In ST-09-27-01 and earlier, there is a cutoff at theta=70 deg for the mean PSF calculation. The original reason for this cutoff is unclear, but it was probably motivated by some poor behavior of the PSF at large theta angles for an early version of the IRFs. As far as the shape of the PSF is concerned, this truncation does not have a significant effect. As part of some recent refactoring, this truncation was removed in Likelihood-17-22-04 (22 Feb 2012).
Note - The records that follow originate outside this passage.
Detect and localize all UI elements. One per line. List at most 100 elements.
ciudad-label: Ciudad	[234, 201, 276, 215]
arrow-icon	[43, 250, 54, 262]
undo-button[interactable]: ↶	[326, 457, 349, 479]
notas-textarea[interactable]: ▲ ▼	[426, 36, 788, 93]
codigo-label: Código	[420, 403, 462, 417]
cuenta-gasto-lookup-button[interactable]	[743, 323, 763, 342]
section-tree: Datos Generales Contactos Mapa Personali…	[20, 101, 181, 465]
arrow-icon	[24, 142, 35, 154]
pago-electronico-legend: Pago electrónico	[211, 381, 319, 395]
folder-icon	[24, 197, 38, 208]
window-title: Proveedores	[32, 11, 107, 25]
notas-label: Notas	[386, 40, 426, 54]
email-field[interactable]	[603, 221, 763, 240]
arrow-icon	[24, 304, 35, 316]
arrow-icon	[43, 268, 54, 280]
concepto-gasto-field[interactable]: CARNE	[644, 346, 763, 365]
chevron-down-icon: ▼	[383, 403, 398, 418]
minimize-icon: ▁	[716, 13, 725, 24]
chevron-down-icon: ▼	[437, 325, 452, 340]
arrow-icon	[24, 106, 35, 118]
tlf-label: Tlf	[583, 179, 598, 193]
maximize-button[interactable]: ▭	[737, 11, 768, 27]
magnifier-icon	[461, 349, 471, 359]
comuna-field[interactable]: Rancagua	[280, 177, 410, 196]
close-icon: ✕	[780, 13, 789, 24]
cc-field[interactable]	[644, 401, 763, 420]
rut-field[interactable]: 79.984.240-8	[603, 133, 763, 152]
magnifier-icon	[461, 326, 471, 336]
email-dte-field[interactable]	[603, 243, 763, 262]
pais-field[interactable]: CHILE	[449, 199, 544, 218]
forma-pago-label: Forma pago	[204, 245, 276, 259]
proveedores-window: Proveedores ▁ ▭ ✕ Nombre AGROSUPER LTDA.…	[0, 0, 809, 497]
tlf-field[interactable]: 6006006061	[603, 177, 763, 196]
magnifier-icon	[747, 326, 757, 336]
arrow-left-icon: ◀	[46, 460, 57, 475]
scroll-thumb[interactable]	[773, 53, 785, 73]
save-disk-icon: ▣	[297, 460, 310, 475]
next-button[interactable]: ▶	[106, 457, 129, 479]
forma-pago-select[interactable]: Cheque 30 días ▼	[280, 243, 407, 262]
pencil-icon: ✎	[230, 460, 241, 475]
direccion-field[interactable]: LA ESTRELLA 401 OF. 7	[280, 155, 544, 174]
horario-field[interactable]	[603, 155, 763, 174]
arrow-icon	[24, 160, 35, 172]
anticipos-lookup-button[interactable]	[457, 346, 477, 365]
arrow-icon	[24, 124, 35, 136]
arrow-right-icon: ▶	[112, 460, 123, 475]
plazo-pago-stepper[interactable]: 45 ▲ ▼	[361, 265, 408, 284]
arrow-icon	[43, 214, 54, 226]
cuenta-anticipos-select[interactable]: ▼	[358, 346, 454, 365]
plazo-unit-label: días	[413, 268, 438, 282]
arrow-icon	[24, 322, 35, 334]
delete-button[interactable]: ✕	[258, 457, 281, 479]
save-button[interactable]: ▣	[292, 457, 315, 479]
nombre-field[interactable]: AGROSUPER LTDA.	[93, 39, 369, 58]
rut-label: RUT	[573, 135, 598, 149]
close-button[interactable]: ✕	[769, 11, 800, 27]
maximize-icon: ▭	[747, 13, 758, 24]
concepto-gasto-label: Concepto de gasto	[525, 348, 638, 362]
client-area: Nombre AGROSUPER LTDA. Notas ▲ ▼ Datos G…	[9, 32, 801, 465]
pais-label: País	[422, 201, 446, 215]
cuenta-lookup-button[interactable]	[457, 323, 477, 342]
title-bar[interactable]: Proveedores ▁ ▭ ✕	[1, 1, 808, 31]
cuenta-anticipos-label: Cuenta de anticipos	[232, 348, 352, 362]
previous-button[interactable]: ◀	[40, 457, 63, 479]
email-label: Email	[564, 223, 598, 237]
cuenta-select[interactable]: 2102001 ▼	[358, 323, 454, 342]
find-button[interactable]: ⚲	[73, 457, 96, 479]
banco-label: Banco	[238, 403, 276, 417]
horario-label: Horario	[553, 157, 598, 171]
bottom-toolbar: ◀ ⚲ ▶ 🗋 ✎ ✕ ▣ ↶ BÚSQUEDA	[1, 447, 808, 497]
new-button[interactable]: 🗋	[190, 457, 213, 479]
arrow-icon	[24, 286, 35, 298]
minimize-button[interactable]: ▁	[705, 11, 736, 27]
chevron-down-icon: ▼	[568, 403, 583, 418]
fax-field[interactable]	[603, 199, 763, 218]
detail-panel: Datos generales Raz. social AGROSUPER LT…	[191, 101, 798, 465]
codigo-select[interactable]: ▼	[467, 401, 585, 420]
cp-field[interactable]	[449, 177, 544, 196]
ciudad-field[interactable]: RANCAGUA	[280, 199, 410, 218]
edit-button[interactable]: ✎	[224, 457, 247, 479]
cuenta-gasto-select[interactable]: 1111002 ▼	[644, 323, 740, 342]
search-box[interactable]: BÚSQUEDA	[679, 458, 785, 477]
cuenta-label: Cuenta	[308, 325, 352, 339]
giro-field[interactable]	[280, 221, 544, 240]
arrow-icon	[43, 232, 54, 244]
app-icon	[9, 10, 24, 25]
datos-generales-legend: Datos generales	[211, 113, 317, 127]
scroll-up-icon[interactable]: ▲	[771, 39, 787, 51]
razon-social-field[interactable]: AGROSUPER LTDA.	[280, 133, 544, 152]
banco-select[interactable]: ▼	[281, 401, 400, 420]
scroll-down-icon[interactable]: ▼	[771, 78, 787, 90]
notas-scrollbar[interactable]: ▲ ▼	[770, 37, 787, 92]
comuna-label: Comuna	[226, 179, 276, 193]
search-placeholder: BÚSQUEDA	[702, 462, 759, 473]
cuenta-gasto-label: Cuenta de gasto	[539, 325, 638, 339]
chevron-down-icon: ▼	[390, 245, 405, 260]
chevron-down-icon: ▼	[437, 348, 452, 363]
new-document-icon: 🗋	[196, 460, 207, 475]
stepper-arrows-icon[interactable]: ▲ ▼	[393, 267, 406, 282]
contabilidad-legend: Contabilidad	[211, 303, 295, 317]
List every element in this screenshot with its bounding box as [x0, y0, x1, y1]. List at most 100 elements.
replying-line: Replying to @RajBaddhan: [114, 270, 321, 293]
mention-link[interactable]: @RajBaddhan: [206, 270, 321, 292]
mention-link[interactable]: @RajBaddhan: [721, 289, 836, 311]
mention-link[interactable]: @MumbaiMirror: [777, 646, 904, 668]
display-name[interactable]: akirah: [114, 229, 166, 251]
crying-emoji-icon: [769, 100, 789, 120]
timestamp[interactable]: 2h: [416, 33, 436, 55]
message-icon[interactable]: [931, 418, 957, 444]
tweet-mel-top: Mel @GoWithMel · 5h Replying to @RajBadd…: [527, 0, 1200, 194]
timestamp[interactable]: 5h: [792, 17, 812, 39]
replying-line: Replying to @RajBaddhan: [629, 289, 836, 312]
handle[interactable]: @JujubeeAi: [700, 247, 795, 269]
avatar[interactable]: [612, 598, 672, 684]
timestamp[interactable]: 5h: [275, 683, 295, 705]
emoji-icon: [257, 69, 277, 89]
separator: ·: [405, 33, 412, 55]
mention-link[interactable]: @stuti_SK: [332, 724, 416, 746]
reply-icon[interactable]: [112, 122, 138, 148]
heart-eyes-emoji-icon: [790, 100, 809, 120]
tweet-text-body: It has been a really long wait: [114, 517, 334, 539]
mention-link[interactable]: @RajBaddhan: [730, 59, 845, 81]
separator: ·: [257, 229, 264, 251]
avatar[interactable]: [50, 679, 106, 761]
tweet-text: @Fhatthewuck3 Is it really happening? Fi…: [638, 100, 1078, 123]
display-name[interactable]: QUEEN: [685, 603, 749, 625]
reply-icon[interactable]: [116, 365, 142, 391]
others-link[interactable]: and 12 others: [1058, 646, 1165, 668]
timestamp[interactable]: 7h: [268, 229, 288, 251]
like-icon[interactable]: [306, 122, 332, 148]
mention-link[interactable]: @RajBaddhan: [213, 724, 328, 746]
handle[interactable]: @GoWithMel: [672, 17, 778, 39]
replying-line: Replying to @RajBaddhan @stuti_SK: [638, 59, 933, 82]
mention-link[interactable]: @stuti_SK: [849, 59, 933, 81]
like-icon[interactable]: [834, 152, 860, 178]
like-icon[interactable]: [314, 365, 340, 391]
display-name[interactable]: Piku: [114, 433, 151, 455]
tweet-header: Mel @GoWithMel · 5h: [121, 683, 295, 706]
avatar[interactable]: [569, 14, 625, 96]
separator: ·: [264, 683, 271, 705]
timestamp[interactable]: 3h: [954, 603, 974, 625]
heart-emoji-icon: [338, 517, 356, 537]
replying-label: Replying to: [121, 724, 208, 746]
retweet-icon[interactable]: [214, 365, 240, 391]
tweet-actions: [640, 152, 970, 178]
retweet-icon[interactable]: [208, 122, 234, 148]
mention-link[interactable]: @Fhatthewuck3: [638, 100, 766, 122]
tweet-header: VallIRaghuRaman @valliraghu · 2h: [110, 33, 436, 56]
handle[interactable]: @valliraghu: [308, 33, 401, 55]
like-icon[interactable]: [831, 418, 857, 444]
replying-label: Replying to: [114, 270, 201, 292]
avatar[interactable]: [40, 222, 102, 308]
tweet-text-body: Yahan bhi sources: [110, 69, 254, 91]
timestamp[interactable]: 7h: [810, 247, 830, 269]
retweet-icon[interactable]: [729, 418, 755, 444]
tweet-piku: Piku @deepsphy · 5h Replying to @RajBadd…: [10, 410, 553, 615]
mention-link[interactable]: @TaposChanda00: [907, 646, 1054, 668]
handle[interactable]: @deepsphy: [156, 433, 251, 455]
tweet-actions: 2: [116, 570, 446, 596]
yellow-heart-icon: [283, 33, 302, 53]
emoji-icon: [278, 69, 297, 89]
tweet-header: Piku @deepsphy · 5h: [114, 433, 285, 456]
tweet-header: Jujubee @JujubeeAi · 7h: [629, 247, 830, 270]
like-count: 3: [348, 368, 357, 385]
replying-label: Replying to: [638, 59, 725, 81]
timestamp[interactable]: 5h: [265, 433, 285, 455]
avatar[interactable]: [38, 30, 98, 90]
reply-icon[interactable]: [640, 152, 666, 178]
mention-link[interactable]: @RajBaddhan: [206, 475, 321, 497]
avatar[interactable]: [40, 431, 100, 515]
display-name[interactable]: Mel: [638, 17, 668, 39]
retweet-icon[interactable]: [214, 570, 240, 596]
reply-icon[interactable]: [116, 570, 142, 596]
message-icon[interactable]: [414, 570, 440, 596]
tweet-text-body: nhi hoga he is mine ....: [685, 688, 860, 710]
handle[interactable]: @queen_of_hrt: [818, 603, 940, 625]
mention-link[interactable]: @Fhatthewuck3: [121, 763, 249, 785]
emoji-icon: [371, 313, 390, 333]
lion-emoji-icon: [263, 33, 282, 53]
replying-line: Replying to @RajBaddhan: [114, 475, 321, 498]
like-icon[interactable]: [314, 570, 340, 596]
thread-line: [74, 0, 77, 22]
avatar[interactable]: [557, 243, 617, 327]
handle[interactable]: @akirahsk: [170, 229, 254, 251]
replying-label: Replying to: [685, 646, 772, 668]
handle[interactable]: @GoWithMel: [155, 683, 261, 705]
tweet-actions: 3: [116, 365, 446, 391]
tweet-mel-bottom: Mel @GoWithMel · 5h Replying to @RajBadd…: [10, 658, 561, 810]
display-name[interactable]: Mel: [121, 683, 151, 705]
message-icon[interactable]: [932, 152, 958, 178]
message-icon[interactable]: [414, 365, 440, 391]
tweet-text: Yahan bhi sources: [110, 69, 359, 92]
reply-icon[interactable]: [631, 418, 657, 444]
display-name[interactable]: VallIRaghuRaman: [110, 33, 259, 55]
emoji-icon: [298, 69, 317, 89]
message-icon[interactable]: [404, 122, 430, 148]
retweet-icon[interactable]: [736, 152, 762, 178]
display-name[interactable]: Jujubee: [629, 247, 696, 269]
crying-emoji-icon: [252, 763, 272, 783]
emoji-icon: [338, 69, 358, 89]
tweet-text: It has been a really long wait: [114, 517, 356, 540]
Unfortunately, I had thought that the truncation only affected the PSF shape calculation. In fact, for point sources, the binned analysis code has been using the exposure calculation in the denominator of the mean PSF expression for computing the model counts rather than using the exposure from the binned exposure map. Hence, all point source fits will be affected by this truncation. For location 0 (black histogram in above figure), a significant fraction of its time is spent just beyond the theta=70 deg cutoff. This is the cause of the 8% disparity that Josh found in his tests.
Effects
One can estimate the impact of the theta=70 deg cutoff by running gtexpcube2 with the option thmax=180 in the nominal case (this is the default) and thmax=70 in the truncation case. Assuming a photon index of -2, which Josh used in his gtobssim runs, one can estimate the expected fractional offset in measured flux (Fmeas) relative to the MC value (Fmc), (Fmeas - Fmc)/Fmc, using the spectrally weighted exposures, exposure, and computing (exposure180 - exposure70)/exposure70.
For the one-day simulation, here is a map of the estimated fractional offset in Galactic coordinates:
- One day
The green point near the Northern Galactic pole is location 0 and has a fractional flux offset of 8%, and the green point nearer the Galactic plane has flux offset of 1.5%. The peak offsets can be has high as 16.3%.
On longer time scales, these offsets are considerably smaller. Here are maps for the 18 month and 2 year livetime cubes used by the catalog group for 2FGL:
- 18 months (/afs/slac/g/glast/groups/catalog/P6_V8_DIFFUSE/ltcube_18months_rock52.fits)
- 2 years (/afs/slac/g/glast/groups/catalog/P6_V8_DIFFUSE/ltcube_2years_rock52.fits)
I've computed livetime cubes for 30 day intervals and have estimated the fractional offset as a function of time for the Vela, Crab, and Geminga pulsars.
There is a DC offset of about 1.5% and an additional dispersion of about the same size. NB: These estimates assume a power-law spectrum with photon index -2 over the entire integration range 0.1-100 GeV.